The existing system was running on a big expensive box: a Windows m2.2xlarge costing $503 / month (over 1 year reserved), the replacement cache of the new system runs on 2x c3.large, running at $160 / month (again 1 year reserved), with more than enough overhead in capacity over the existing system to implement redundancy.

So a very decent saving, both on hardware costs and licensing moving entirely to open source.

Aside: c3.large instances are the bees knees. They’re the best bang for the buck in terms of CPU power, and come with a pair of local 16GB SSDs for storage. Elasticsearch flies on a RAID1 array of these.

Initial numbers

The system has only just rolled out to production traffic, and we’re still tweaking, but initial numbers look very good.

Elasticsearch peaked indexing at 3000 docs/s, and over a full 24 hours indexed a total of 100m documents. Every one of these becoming a delete after 15 minutes, so a high deletion rate too.

At the peak it was being hit with a qps of 140/s, served with an average latency of 35ms.

It’s a very modest index size (about 900MB total) – this is the key to serving this off such as a small amount of hardware, since we are only ever keeping a window of 15 minutes of data.
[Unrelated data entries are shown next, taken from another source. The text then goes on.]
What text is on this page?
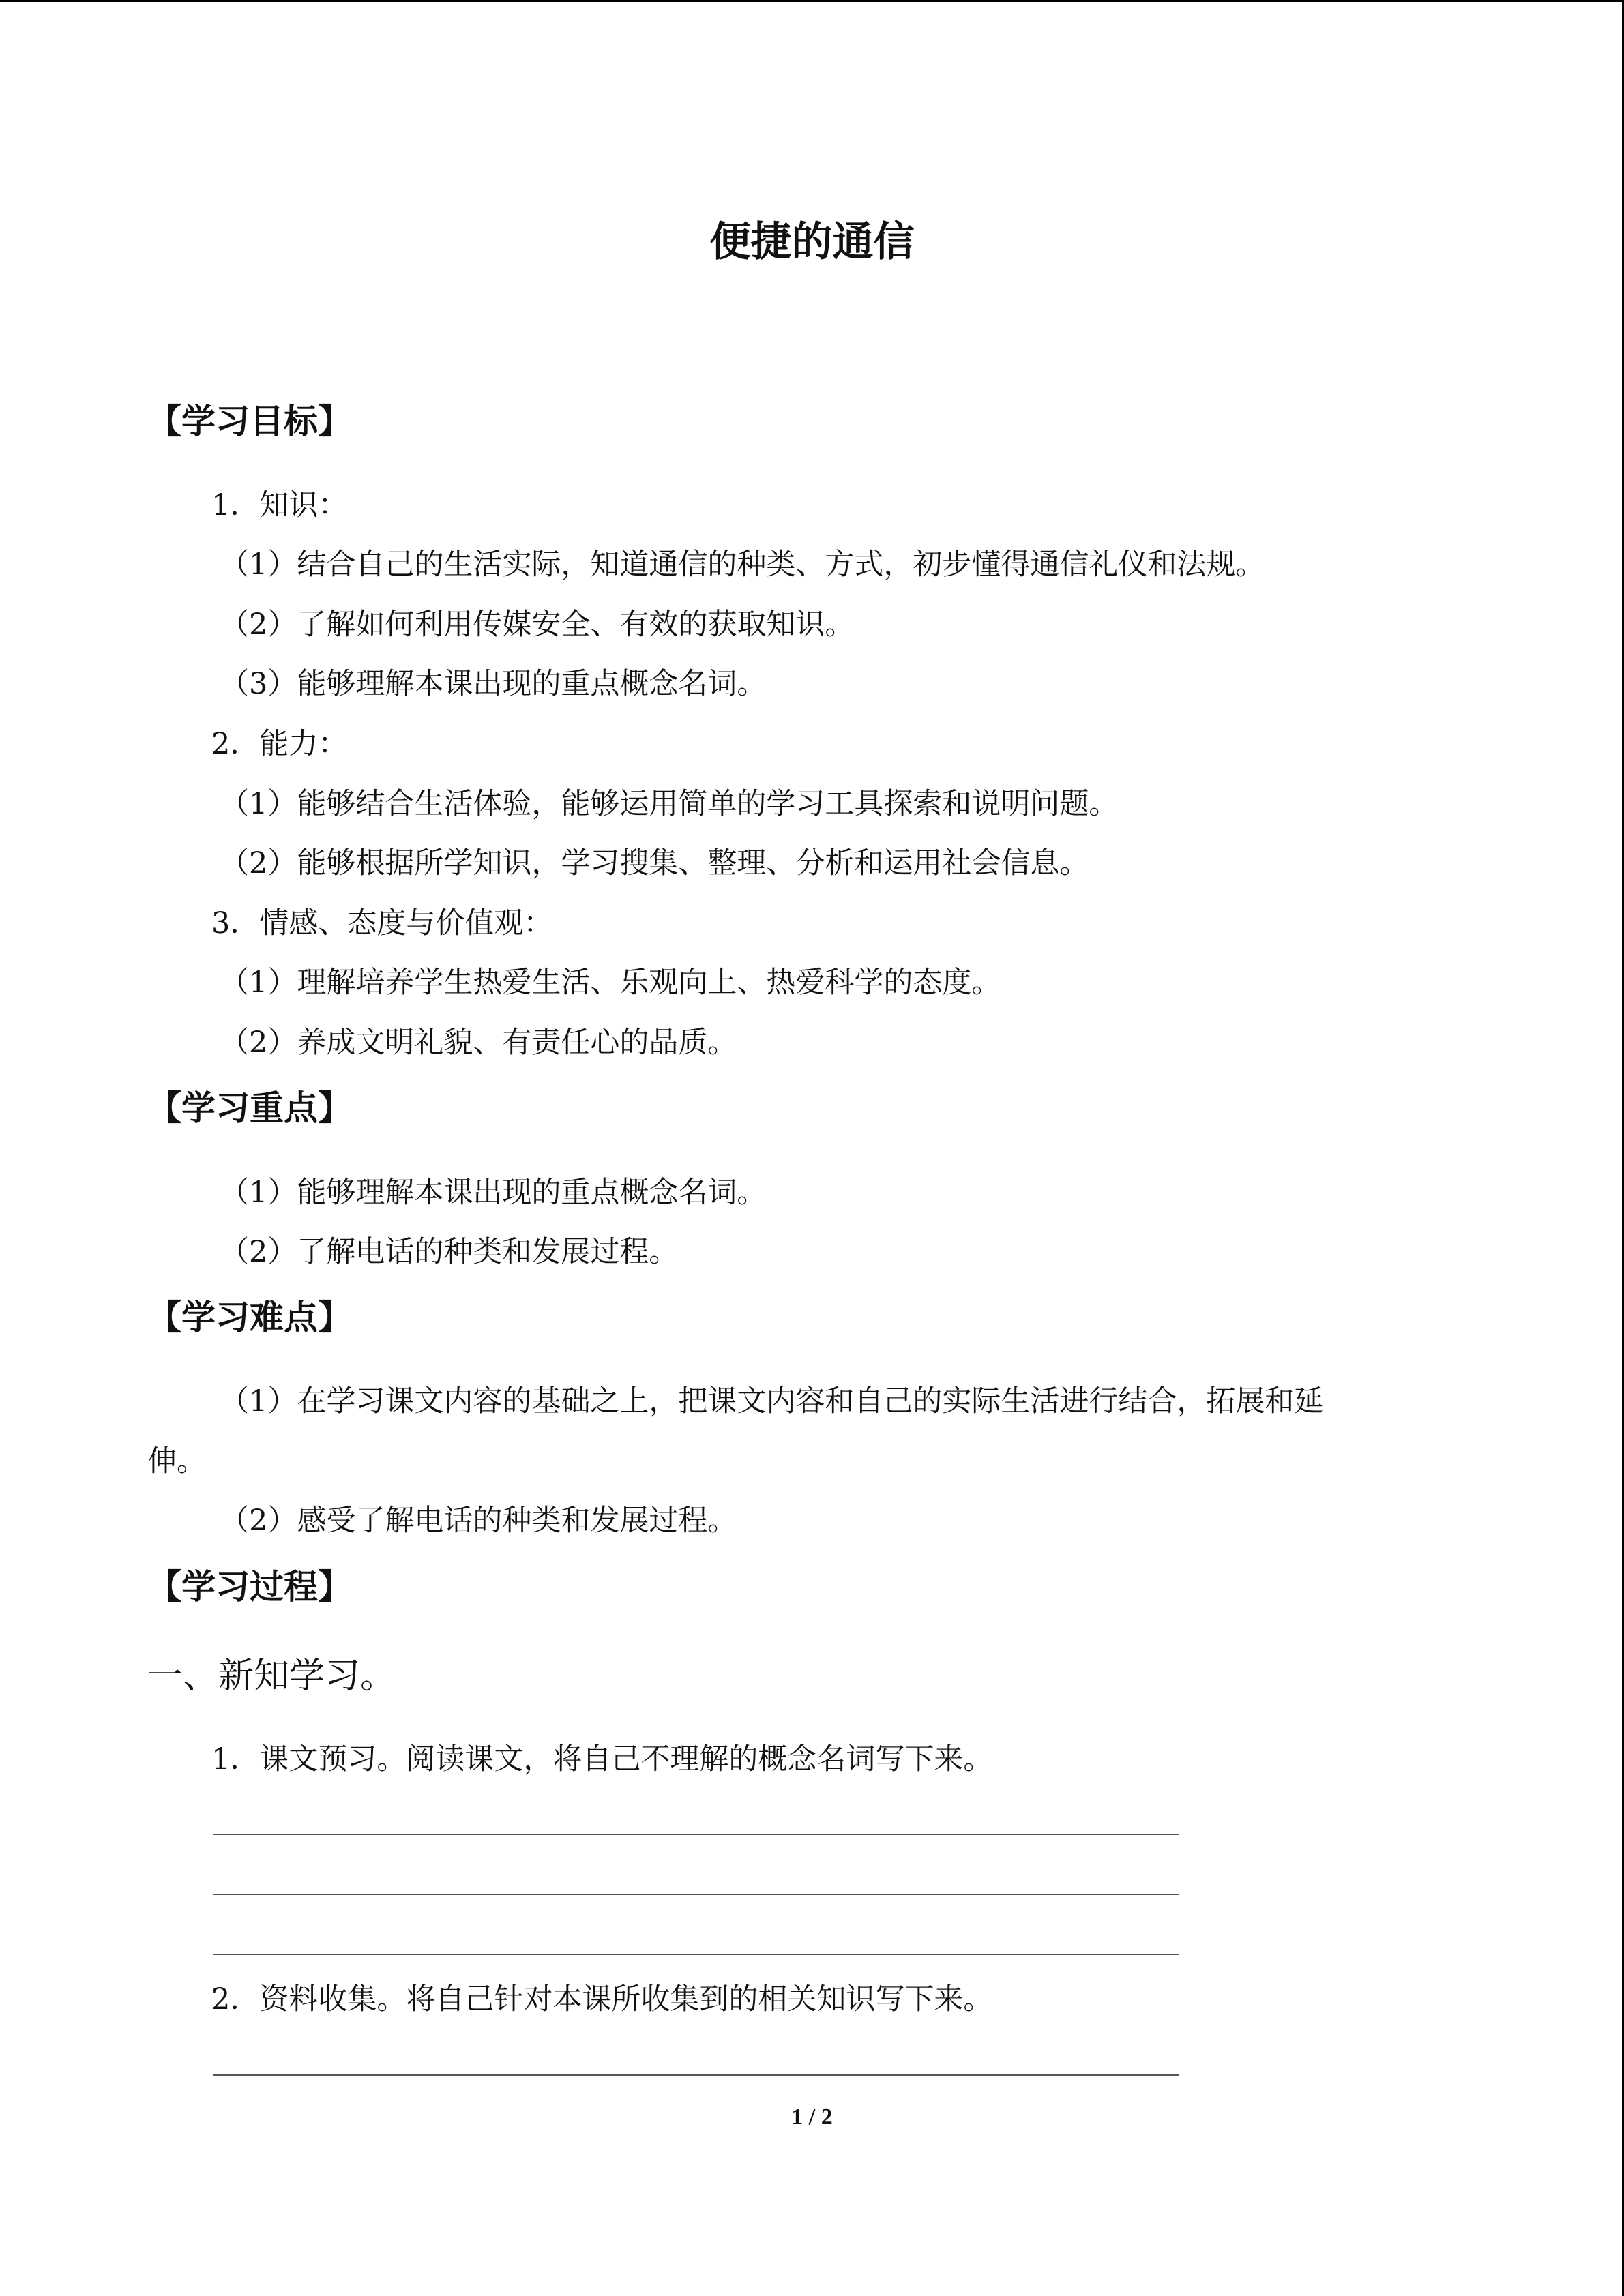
便捷的通信
【学习目标】
1．知识：
（1）结合自己的生活实际，知道通信的种类、方式，初步懂得通信礼仪和法规。
（2）了解如何利用传媒安全、有效的获取知识。
（3）能够理解本课出现的重点概念名词。
2．能力：
（1）能够结合生活体验，能够运用简单的学习工具探索和说明问题。
（2）能够根据所学知识，学习搜集、整理、分析和运用社会信息。
3．情感、态度与价值观：
（1）理解培养学生热爱生活、乐观向上、热爱科学的态度。
（2）养成文明礼貌、有责任心的品质。
【学习重点】
（1）能够理解本课出现的重点概念名词。
（2）了解电话的种类和发展过程。
【学习难点】
（1）在学习课文内容的基础之上，把课文内容和自己的实际生活进行结合，拓展和延
伸。
（2）感受了解电话的种类和发展过程。
【学习过程】
一、新知学习。
1．课文预习。阅读课文，将自己不理解的概念名词写下来。
2．资料收集。将自己针对本课所收集到的相关知识写下来。
1 / 2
It also leads to the curious situation of our data store size going up and down throughout the daily traffic cycle – not something you would see with a traditional document index!

Future developments

Overall we’ve been very happy with Elasticsearch – it has performed admirably. We’re now looking at implemented some great new features simply not possible before – a full faceted search interface for one.